The green icon has increasingly been appropriated for racist or bigoted internet memes and gained traction in the online postings of white supremacists and alt-right campaigners.

It was recently included in an image posted on Instagram by Donald Trump’s eldest son. The Republican White House hopeful has also tweeted a version of the frog resembling Donald Trump.

Image: Pepe the Frog began life as an inoffensive cartoon character
Pepe the Frog began life as an inoffensive cartoon character.Twitter

The ADL said the creature had inoffensive origins — including Pepe's original catchphrase of "feels good man" — but had been appropriated for “bigoted themes” such as anti-Semitic cartoons, “a tendency exacerbated by the controversial and contentious 2016 presidential election.”

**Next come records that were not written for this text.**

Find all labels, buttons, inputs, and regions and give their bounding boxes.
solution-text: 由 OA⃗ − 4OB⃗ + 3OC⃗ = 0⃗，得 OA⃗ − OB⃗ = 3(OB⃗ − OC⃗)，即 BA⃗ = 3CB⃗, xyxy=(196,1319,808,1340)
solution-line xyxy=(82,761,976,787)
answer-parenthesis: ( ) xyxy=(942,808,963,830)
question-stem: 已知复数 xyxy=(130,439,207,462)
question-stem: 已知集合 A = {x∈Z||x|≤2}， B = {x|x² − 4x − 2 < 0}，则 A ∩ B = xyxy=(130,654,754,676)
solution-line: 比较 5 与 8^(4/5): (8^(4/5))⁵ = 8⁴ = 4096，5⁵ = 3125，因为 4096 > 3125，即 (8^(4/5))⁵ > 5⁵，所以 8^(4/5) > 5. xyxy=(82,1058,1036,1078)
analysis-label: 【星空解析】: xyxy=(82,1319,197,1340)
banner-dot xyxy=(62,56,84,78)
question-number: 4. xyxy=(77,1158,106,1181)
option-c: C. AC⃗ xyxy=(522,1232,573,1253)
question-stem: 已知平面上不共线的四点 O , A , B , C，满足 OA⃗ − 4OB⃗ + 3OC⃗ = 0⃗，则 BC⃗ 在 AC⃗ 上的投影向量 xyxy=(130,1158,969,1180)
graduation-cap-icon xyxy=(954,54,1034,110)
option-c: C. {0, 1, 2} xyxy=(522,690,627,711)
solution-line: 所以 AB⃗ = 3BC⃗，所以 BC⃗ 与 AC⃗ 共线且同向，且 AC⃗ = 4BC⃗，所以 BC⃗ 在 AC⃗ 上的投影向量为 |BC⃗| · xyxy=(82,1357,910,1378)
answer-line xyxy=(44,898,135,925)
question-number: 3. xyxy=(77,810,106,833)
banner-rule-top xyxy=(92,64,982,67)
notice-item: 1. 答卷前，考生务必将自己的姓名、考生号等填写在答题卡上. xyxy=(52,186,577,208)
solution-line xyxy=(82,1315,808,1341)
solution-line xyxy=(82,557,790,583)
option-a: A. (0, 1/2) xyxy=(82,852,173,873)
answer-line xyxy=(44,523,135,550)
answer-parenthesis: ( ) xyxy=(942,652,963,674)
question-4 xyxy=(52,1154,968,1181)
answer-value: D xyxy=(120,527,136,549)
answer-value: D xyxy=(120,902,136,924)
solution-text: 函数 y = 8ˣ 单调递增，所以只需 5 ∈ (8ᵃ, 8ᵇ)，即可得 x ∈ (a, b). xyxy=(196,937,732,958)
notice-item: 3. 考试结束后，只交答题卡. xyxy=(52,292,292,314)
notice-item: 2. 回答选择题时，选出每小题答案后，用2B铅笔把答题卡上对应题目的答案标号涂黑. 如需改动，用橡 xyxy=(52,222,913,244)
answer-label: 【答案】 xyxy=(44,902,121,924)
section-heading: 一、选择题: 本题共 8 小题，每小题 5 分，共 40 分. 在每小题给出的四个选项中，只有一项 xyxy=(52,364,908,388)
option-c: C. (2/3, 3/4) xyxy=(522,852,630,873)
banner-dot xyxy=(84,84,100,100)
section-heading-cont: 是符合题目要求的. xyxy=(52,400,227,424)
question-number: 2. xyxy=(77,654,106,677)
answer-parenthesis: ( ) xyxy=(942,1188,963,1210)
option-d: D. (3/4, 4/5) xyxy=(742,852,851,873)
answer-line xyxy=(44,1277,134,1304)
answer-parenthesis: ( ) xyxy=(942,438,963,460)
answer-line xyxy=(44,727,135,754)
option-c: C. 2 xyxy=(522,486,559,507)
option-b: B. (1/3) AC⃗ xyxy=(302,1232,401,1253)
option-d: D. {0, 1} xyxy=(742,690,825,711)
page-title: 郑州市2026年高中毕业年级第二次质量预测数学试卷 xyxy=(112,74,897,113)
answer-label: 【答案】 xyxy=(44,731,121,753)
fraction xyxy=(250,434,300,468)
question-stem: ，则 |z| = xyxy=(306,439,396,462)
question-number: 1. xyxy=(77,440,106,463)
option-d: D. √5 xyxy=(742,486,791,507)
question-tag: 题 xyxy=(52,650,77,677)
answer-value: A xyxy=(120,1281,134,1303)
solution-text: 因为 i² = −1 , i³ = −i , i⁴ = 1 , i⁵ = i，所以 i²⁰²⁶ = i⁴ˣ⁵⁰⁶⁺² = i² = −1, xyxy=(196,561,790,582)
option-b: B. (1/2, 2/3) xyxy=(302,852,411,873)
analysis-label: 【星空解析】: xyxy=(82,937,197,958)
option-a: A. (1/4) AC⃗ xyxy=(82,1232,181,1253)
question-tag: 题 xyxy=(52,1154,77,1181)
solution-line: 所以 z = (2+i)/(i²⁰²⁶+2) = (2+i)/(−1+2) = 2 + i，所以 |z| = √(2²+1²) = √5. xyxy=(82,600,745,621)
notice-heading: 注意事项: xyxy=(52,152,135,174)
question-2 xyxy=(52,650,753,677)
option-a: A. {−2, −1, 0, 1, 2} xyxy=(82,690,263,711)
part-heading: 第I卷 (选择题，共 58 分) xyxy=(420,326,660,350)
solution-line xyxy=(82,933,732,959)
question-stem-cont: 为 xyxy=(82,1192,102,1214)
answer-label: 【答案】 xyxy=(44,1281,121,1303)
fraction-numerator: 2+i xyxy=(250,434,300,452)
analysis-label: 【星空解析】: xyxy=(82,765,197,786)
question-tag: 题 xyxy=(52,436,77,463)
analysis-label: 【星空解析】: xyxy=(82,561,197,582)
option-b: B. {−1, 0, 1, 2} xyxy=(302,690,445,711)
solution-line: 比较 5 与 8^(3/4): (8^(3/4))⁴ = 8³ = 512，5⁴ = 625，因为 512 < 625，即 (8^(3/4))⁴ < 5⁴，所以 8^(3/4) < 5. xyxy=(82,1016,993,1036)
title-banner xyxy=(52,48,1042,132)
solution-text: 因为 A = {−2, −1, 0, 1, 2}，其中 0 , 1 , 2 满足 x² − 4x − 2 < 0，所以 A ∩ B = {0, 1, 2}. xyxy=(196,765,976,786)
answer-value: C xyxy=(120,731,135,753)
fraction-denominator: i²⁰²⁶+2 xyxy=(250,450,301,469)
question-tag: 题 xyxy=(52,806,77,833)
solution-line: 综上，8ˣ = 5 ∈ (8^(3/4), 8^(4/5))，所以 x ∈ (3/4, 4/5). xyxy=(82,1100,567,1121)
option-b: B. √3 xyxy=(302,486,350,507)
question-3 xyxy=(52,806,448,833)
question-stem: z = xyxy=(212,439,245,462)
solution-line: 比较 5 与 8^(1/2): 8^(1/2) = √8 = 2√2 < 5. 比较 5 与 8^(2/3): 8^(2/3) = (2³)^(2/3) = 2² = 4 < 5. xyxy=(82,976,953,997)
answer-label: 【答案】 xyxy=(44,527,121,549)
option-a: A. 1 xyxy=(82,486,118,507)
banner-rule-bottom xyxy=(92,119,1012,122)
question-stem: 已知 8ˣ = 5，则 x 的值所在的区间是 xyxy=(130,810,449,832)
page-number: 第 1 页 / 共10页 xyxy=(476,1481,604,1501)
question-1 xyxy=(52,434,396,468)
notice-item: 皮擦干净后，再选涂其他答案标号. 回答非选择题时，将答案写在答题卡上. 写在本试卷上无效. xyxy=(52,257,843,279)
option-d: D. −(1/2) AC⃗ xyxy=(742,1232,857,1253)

Heidi Beirich of the Southern Poverty Law Center said Pepe the Frog was well-known to alt-right posters on the internet.

"Pepe the Frog is a huge favorite white supremacist meme, it's constantly used in those circles,” she told NBC News earlier this month after Donald Trump Jr. posted a picture of a poster from the movie "The Expendables" altered as "The Deplorables." Photoshopped faces in the picture included Trump, Rudy Giuliani, alt-right icon Milo Yiannopoulos, and Pepe the Frog.

Announcing the inclusion of Pepe the Frog in its database of hate symbols, the ADL said: “Although Pepe memes have many defenders, not least the character's creator, Matt Furie, who has called the alt-right appropriation of the meme merely a 'phase,' the use of racist and bigoted versions of Pepe memes seems to be increasing, not decreasing.”

Image: Ben Wilke, 19, poses outside the first presidential debate with a sign featuring Pepe the Frog.
Ben Wilke, 19, poses outside the first presidential debate on Monday with a sign featuring Pepe the Frog. SHANNON STAPLETON / Reuters

The group said it was important to consider the context of Pepe’s online use.

“The mere fact of posting a Pepe meme does not mean that someone is racist or white supremacist,” it said. “However, if the meme itself is racist or anti-Semitic in nature, or if it appears in a context containing bigoted or offensive language or symbols, then it may have been used for hateful purposes.”